La Nation Bénin...
Moins de vingt-quatre heures après la tentative de coup d’État du dimanche 7 décembre, les principaux partis politiques béninois, de la mouvance présidentielle à l’opposition, se sont retrouvés lundi 8 décembre à Cotonou pour afficher un front commun inédit. Ils ont condamné la tentative de prise de pouvoir par la force et réaffirmé leur attachement à la démocratie et à l’État de droit.

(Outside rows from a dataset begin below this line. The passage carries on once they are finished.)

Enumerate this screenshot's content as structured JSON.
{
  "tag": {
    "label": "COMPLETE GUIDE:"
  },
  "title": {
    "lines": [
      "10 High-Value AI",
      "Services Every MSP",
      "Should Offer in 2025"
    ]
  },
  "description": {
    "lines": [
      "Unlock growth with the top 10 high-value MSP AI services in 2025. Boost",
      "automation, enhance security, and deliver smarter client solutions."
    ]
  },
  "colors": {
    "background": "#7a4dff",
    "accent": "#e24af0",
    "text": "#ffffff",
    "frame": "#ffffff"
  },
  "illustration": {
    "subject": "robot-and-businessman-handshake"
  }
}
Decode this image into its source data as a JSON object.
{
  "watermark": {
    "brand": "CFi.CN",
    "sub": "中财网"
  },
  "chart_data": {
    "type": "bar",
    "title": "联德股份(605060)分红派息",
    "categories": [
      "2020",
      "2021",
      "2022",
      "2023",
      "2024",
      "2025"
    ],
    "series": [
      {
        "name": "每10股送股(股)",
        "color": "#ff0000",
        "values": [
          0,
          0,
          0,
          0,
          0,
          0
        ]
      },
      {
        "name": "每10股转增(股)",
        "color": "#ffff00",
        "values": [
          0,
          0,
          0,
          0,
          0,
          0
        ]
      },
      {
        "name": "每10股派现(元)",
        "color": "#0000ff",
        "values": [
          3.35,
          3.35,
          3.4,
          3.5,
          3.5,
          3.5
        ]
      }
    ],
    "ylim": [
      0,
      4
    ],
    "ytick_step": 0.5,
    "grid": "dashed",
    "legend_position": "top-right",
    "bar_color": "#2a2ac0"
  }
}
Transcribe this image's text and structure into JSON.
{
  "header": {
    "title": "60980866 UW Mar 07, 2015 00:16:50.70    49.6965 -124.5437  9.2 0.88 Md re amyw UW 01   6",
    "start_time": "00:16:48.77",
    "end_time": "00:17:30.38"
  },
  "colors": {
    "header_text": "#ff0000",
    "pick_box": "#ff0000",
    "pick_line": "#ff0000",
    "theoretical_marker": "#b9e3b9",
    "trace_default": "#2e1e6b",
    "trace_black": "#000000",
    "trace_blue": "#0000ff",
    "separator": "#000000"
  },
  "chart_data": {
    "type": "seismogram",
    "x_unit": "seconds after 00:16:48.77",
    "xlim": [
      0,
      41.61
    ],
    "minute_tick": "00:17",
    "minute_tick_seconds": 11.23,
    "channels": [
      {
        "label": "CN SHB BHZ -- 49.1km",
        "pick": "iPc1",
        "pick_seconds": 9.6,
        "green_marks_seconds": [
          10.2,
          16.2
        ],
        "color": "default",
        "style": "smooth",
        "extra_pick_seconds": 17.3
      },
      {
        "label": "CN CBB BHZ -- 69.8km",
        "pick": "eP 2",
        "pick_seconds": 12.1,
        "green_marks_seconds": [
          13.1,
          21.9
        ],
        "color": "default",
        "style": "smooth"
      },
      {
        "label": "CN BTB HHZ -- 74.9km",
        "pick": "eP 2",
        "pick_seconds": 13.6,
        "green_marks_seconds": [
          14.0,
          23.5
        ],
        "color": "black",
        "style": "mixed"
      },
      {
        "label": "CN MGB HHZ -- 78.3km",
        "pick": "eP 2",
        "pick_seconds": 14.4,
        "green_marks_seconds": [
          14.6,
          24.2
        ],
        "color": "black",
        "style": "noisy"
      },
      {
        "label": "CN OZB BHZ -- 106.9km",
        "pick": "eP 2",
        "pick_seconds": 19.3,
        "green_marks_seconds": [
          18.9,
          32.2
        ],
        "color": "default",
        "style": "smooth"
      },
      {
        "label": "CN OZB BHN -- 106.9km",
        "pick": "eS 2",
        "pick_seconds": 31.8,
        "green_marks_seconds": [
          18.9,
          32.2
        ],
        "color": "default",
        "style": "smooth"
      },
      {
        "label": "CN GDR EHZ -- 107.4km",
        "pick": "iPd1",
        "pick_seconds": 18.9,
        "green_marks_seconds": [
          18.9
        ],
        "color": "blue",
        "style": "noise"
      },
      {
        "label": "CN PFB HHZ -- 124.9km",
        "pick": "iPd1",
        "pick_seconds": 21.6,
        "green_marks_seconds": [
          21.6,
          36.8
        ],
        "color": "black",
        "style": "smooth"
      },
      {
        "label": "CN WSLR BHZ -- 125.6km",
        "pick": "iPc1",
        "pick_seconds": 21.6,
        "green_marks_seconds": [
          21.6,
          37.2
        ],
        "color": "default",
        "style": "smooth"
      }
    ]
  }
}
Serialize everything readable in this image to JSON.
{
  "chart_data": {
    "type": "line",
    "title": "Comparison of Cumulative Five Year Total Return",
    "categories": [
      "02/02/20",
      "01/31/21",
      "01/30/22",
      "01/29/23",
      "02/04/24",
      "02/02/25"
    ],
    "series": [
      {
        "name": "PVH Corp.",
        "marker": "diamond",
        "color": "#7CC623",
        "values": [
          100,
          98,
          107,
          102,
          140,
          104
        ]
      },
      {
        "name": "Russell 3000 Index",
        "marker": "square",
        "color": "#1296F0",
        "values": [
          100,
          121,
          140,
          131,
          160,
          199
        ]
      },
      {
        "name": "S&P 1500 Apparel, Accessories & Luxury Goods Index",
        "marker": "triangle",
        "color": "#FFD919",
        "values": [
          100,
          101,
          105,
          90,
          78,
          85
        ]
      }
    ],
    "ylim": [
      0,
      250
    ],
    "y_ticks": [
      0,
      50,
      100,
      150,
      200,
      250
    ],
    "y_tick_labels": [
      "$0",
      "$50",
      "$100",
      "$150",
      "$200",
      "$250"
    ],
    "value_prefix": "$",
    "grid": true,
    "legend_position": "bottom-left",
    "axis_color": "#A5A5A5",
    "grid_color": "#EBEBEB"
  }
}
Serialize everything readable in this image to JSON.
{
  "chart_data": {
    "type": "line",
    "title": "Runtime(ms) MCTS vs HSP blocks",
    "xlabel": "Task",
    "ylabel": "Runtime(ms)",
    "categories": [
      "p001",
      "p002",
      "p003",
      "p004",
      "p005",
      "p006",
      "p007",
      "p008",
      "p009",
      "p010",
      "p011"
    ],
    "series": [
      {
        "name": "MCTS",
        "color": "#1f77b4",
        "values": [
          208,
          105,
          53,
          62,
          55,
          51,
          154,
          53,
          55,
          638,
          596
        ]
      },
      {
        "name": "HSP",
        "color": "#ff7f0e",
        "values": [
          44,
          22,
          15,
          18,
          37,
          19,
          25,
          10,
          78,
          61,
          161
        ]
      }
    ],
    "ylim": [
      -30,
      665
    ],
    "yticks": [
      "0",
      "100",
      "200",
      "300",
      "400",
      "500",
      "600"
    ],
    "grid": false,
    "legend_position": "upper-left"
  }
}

A l’appel de plusieurs formations politiques, une rencontre exceptionnelle s’est tenue ce lundi 8 décembre à Cotonou. A la place Bulgarie et sous le regard attentif des militants, responsables de partis de la majorité et de l’opposition se sont rassemblés pour une déclaration commune, à la suite de la tentative de coup d’État de la veille. L’image est rare dans un paysage politique souvent polarisé. L’Union progressiste le Renouveau (Upr), le Bloc républicain (Br) et les Forces cauris pour un Bénin émergent (Fcbe), côte à côte, unis par un même message : la défense de la République. Tous ont mesuré la portée de ce qui s’était joué quelques heures plus tôt. Sans triomphalisme, mais avec gravité, les leaders politiques ont insisté sur la nécessité de préserver la stabilité institutionnelle, alors que le pays sortait à peine de la stupeur provoquée par les événements du dimanche.
Au nom de l’Up Le Renouveau, Gérard Gbénonchi a rappelé que la direction exécutive nationale de sa formation s’était réunie en session extraordinaire pour analyser la situation nationale consécutive à la tentative avortée de mutinerie menée par quelques éléments des forces de défense et de sécurité. Il a insisté sur la condamnation de toute velléité de déstabilisation des institutions nationales, tout en réaffirmant l’attachement du parti à la légalité constitutionnelle, à l’ordre républicain et à la continuité de l’État. Il rappelle dans sa déclaration que cet acte intervient plus de cinquante ans après les événements de 1972, et se retrouve carrément aux antipodes des ambitions du pays. Le parti a salué la vigilance et le professionnalisme des autorités compétentes, appelant à la poursuite d’enquêtes avec diligence et fermeté afin d’établir toute la vérité et de situer les responsabilités.
Un front politique rare
Du côté de l’opposition, la Fcbe s’est inscrite dans la même logique. Son représentant, Ruffin Nansounon, a estimé les faits d’une extrême gravité. Selon lui, l’objectif des mutins était de remettre en cause un acquis fondamental : la démocratie issue de la Conférence nationale des forces vives de février 1990. Il a rappelé l’engagement historique des forces de défense et de sécurité à ne plus s’immiscer dans la vie politique et a tenu à féliciter la majorité de l’institution militaire, restée selon lui fidèle à cet engagement. Il a salué la bravoure des forces loyalistes et rendu hommage aux soldats tombés, tout en exigeant que la rigueur de la loi s’applique à tous les auteurs et complices.
Dans un langage imagé, le député Assan Séibou du Bloc républicain a décrit le scénario redouté : la dissolution des partis politiques et la fin de la vie démocratique. « Ces gens voulaient envoyer le pays dans le décor », a-t-il lancé, évoquant un retour aux instabilités des années 1960. Il a salué ce qu’il a présenté comme une protection divine du pays et exprimé sa gratitude envers le président Patrice Talon, indemne à l’issue des événements.
Moment fort de la rencontre, l’intervention de Joseph Djogbénou, président de l’Up Le Renouveau, a tenté de dépasser les clivages partisans. Dans une adresse tournée vers la jeunesse, il a insisté sur le fait que la mobilisation n’était pas celle des partis, mais celle de citoyens. « L’unité nationale, l’État, nos valeurs démocratiques dépassent toutes les obédiences politiques », a-t-il déclaré. Il a mis en garde contre la tentation des coups de force, qualifiant le coup d’État d’illusion d’une journée et de tragédie des années.
Au-delà des déclarations, cette séquence marque un moment particulier dans la vie politique béninoise. La convergence publique entre formations rivales, en pleine crise sécuritaire et institutionnelle, constitue un signal politique fort. Chacun, dans son registre, a appelé au retour complet à la normalité, au respect de la Constitution et à la consolidation de l’État de droit. Le mot d’ordre est de tourner la page de la peur et refermer la brèche ouverte par les armes.